The extruder motor body is physically touching said toolhead plate, and the mounting screws go through the toolhead plate. The toolhead plate is anodized, so it's not the most solid connection, but I've checked with a multimeter and there is continuity. The extruder is an LGX Pro, so the hotend mount is made of anodized aluminum, and the hotend metalwork is connected to the toolhead plate through the extruder mounting. I've checked with a multimeter and it detects continuity. If this isn't good enough I can run a discrete grounding wire from the toolhead plate to the coldside of the hotend.

curieos

@dc42 I may have fixed it.

Turns out on this unit, there was a zero impedance connection between DC ground and Earth ground. I found the culprit, the cutout for the ethernet extension plugged into the pi was made upside down. This meant the shielding on the plug was in contact with the aluminum frame panel. The panel is powder coated, but it appears the coating wore away in this area. I flipped it upside down and now the grounds aren't shorted.

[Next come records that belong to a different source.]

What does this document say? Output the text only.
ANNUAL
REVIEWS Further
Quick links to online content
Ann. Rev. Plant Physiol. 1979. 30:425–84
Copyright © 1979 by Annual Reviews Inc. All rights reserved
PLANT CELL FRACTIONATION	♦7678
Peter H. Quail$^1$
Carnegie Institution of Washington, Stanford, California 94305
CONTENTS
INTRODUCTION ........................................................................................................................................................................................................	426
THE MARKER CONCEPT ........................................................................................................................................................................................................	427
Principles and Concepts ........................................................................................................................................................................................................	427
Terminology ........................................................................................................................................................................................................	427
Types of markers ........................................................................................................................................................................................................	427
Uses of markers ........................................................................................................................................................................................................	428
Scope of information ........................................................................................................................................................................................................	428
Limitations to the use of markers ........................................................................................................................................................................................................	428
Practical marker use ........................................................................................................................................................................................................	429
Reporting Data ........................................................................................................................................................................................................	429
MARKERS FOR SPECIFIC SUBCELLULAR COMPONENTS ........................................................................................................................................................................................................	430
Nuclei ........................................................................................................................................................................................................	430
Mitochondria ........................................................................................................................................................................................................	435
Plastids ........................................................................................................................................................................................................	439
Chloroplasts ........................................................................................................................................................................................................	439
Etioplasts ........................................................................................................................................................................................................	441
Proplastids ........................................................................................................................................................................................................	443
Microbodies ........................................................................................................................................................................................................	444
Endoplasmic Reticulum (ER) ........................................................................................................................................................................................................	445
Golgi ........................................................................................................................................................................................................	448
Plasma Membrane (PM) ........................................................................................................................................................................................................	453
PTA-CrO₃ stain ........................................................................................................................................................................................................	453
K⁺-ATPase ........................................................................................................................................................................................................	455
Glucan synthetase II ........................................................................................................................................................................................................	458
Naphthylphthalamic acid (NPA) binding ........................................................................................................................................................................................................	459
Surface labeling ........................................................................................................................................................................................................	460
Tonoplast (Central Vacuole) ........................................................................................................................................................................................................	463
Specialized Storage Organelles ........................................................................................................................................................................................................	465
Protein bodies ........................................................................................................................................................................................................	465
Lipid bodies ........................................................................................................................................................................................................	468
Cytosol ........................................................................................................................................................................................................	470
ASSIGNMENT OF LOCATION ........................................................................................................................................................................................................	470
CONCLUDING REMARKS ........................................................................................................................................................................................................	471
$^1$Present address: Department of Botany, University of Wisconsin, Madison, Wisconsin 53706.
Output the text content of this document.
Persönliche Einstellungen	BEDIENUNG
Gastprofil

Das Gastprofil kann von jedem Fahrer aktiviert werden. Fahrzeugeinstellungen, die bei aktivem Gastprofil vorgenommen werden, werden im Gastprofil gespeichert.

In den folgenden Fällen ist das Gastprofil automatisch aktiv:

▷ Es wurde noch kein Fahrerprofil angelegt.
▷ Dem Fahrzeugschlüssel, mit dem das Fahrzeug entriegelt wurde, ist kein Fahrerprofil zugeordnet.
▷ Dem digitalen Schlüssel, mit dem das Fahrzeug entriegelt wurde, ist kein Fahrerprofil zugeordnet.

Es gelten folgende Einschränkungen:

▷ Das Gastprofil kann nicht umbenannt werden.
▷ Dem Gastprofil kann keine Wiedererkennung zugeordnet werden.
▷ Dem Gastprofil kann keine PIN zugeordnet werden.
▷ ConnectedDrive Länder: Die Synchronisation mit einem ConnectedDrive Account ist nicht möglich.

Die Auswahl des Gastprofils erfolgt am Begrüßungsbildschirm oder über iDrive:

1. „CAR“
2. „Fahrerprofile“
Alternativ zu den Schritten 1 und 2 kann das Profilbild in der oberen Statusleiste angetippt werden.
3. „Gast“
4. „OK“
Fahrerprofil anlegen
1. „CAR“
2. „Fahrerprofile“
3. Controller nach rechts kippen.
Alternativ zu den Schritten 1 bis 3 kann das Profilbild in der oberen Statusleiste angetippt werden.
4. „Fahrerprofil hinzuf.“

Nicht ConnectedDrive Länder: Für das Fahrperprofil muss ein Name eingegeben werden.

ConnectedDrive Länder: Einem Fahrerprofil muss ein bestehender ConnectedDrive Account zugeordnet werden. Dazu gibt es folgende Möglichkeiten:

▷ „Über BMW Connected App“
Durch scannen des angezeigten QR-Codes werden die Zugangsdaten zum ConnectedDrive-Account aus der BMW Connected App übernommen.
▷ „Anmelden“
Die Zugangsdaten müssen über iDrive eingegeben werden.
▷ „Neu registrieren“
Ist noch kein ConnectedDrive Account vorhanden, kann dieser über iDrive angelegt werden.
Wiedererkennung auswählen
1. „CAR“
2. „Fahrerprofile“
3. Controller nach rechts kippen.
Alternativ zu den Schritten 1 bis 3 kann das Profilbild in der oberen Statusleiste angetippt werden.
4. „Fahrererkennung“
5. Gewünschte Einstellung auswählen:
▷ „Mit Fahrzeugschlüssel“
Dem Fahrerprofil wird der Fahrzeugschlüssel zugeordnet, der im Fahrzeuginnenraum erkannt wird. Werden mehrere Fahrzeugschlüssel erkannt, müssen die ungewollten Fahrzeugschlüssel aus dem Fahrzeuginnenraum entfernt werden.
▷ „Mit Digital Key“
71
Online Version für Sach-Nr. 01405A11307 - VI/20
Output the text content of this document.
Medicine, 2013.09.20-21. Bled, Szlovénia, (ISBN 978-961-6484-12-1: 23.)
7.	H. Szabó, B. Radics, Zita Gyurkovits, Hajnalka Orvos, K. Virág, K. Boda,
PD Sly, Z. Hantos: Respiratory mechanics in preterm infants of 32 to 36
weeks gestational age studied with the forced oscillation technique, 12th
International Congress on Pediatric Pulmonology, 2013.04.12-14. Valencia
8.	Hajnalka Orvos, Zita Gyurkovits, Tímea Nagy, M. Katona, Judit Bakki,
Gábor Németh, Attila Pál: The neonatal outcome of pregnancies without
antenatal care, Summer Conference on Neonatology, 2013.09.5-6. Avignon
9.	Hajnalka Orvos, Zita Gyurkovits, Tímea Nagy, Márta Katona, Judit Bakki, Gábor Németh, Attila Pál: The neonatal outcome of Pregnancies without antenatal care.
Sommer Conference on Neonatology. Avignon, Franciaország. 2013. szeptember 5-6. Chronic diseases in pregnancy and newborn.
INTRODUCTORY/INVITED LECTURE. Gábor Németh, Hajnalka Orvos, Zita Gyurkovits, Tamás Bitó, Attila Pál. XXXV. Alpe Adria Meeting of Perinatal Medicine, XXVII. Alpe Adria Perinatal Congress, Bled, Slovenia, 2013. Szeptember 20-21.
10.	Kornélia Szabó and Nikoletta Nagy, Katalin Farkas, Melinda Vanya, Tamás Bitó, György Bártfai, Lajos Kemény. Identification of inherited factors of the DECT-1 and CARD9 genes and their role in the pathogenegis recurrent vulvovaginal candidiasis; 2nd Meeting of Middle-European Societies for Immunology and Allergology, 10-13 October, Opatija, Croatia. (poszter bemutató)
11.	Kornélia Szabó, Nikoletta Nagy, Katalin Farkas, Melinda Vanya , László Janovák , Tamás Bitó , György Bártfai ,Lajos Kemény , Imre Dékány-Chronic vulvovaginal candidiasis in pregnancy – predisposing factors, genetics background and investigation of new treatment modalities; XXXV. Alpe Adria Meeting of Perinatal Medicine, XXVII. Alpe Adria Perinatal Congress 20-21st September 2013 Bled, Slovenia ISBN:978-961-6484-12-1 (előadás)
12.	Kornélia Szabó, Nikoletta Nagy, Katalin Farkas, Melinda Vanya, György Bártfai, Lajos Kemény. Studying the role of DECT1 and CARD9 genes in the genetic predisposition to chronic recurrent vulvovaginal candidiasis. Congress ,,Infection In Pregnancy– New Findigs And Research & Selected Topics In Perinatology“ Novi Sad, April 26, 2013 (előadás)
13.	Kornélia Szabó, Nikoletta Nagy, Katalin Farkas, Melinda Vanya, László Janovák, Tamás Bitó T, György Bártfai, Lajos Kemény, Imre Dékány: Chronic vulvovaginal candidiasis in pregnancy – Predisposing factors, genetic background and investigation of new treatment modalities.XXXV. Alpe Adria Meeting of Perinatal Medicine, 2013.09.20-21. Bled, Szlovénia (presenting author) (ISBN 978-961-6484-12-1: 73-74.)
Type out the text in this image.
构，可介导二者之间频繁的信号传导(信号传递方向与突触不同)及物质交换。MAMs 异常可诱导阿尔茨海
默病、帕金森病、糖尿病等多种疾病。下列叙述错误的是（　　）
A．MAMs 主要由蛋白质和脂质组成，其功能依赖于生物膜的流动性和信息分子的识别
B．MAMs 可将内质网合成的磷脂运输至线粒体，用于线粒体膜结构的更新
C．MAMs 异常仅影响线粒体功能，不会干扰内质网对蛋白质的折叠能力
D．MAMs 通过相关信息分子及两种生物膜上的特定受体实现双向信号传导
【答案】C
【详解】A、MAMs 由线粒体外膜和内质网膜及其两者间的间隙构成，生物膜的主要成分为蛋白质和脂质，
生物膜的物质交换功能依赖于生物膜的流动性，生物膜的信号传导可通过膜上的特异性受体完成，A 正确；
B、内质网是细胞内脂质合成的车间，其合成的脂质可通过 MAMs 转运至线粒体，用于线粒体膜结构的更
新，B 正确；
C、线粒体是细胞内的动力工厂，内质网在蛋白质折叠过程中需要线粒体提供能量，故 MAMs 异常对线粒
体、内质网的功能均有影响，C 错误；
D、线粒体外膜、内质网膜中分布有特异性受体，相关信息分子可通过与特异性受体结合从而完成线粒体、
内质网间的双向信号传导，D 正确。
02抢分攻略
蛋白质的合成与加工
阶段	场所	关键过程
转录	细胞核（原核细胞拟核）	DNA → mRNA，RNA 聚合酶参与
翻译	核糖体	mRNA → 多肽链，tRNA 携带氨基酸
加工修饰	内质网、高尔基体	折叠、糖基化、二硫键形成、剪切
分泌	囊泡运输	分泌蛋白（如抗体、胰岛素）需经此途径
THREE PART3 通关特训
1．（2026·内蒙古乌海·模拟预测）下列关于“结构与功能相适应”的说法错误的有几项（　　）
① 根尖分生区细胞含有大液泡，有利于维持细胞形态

I ran a 6 hour print last night and there were no issues. The longest I've seen it go without locking up was 3-4 hours, so I think this means the problem is solved. I'm running a slightly longer print (22.5 hours) now, so that will definitely be definitive.

dc42

@curieos I'm glad you appear to have found the cause! Ground loops can cause various odd behaviour, just like ESD can.

I'll mark this thread as solved but feel free to revert it if the problem recurs.